Alberto Manguel, A Reading Diary

I haven’t entirely stopped reading ‘books about books,’ but this one sets me back almost as far as Book Savvy did, if for quite different reasons. Manguel is clearly a serious reader and intellectual in a way that the author of Book Savvy, alas, did not seem to be. But here is another case in which the books take second place to personal reminiscences, and while Manguel (to me at least) is more intrinsically interesting as a narrator than the author of So Many Books, So Little Time, for my project at any rate such a book rather misses the point (which is not autobiography but literary analysis). I also tired of Manguel’s anti-war rhetoric (much of the diary is composed in 2003) which reaches the moral low point of stating that as Americans enter Iraq “under the banner of ‘liberators,’ freeing Iraq of a vicious dictator in order to install American control in the region” there “is no moral distinction between figures such as Saddam and Bush” (218). This is after he includes the following anecdote:

Saddam Hussein wrote a novel under a pseudonym, but everyone in Iraq knew who the real author was. An Iraqi journalist exiled since 1999 in Berlin told me that, after Saddam’s henchman had ransacked his house, killed his father and brother and beaten him until he was almost unconscious, one of the men placed Saddam’s novel by his side, telling him that now he could try reading “something good for a change.” (207)

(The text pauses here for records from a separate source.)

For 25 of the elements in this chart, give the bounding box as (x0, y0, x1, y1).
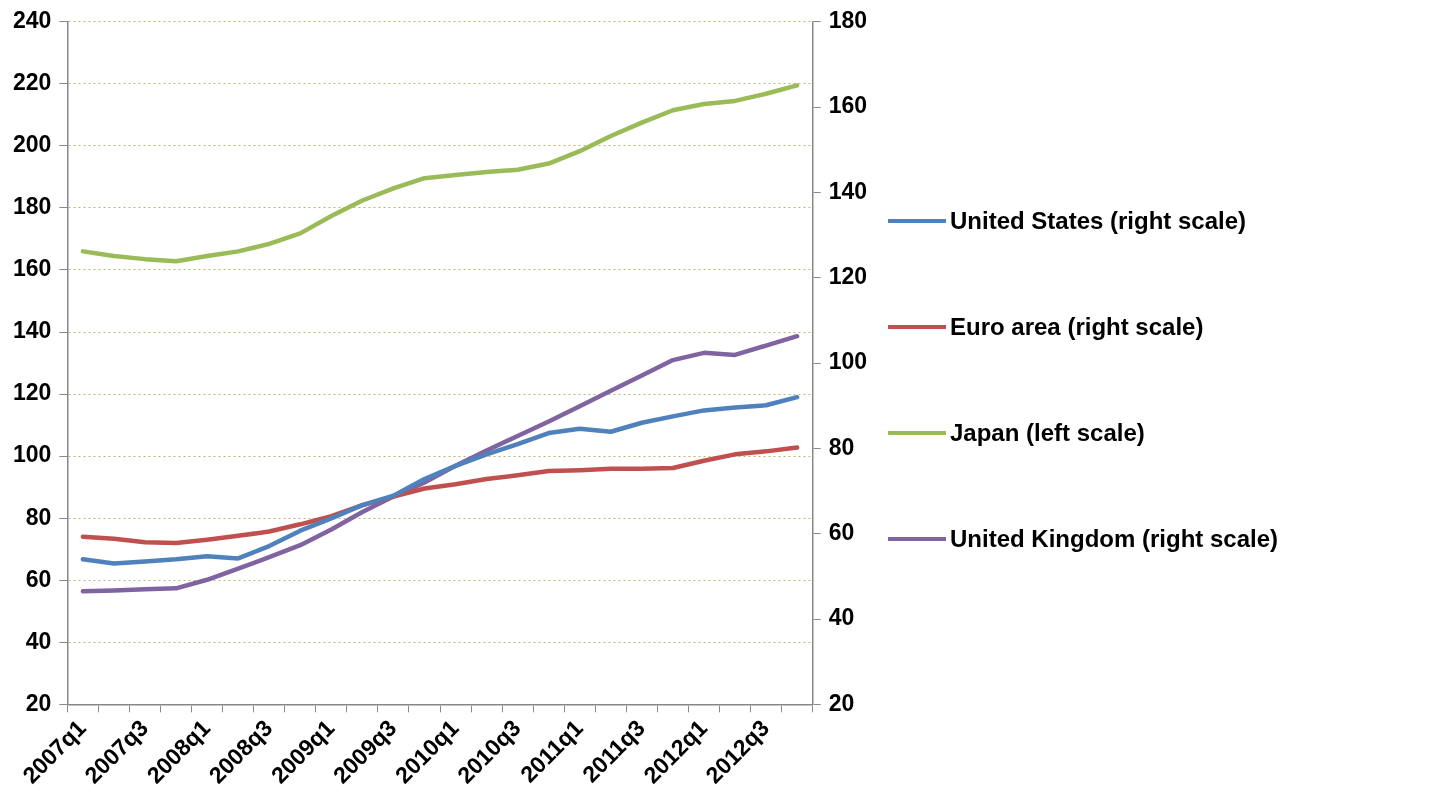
legend-label: United States (right scale) (950, 207, 1247, 235)
y2-tick-label: 80 (828, 433, 855, 460)
y-tick-label: 220 (13, 69, 52, 96)
y-tick-label: 40 (25, 627, 52, 654)
y-tick-label: 180 (13, 193, 52, 220)
y2-tick-label: 180 (828, 7, 867, 34)
y-tick-label: 120 (13, 379, 52, 406)
legend-label: Japan (left scale) (950, 419, 1145, 447)
y-tick-label: 20 (25, 689, 52, 716)
y2-tick-label: 100 (828, 348, 867, 375)
y-tick-label: 140 (13, 317, 52, 344)
y2-tick-label: 140 (828, 177, 867, 204)
y-tick-label: 200 (13, 131, 52, 158)
y-tick-label: 160 (13, 255, 52, 282)
y-tick-label: 240 (13, 7, 52, 34)
y2-tick-label: 160 (828, 92, 867, 119)
y-tick-label: 60 (25, 565, 52, 592)
legend-label: Euro area (right scale) (950, 313, 1204, 341)
y-tick-label: 80 (25, 503, 52, 530)
legend-label: United Kingdom (right scale) (950, 525, 1279, 553)
y-tick-label: 100 (13, 441, 52, 468)
y2-tick-label: 60 (828, 519, 855, 546)
y2-tick-label: 120 (828, 263, 867, 290)
y2-tick-label: 40 (828, 604, 855, 631)
y2-tick-label: 20 (828, 689, 855, 716)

There may be lots of reasons to mistrust the public stories told by the Bush administration about reasons for invading Iraq, and the outrageous violence in Baghdad right now should sicken the whole civilized world. Were America and its allies naive, hubristic, mistaken about their chances of success? Apparently so (though as books such as Ajami’s The Foreigner’s Gift and Packer’s The Assassin’s Gate detail, not for entirely blameworthy reasons). But surely the happiest scenario all round would have been a complete triumph of American plans for Iraq, and even now–well, the suicide bombers may be motivated in part by the American presence, or the invasion may have made this kind of tribal and sectarian horror show possible by removing the appallingly violent regime that kept its crimes more or less indoors, but it’s not Americans blowing up students or shoppers or reconstruction projects. And despite everything, haven’t Iraqi readers in fact been liberated in ways that are worth celebrating? If an honest reckoning today has to acknowledge weights on both sides of the scales, how could it have been obvious in 2003 that it was not worth trying? (How differently might the effort have gone if the world’s free countries, including Canada, had spent less time congratulating themselves–in their free press–on not taking the risk and stepped up? They could have taken advantage of American leadership and might to prove, among other things, that United Nations resolutions have some teeth in them. Also, humanitarian motives [which Manguel implies would have sat better with him than the profiteering, imperialistic ones he attributes to the U.S.] surely should have brought countries like Canada into the coalition, not kept them out: they are good reasons for ‘regime change’ even if the change is only possible through allying yourself with the U.S.) As I have written about before, McEwan’s Saturday seems to me to do justice to the tangle of reasons for being for or against the invasion. Smart, thoughtful, well-meaning people really could, in the moment, have been on both sides of this debate, and Manguel offers no defense of his own position, simply reporting it (as if it needs no defense?).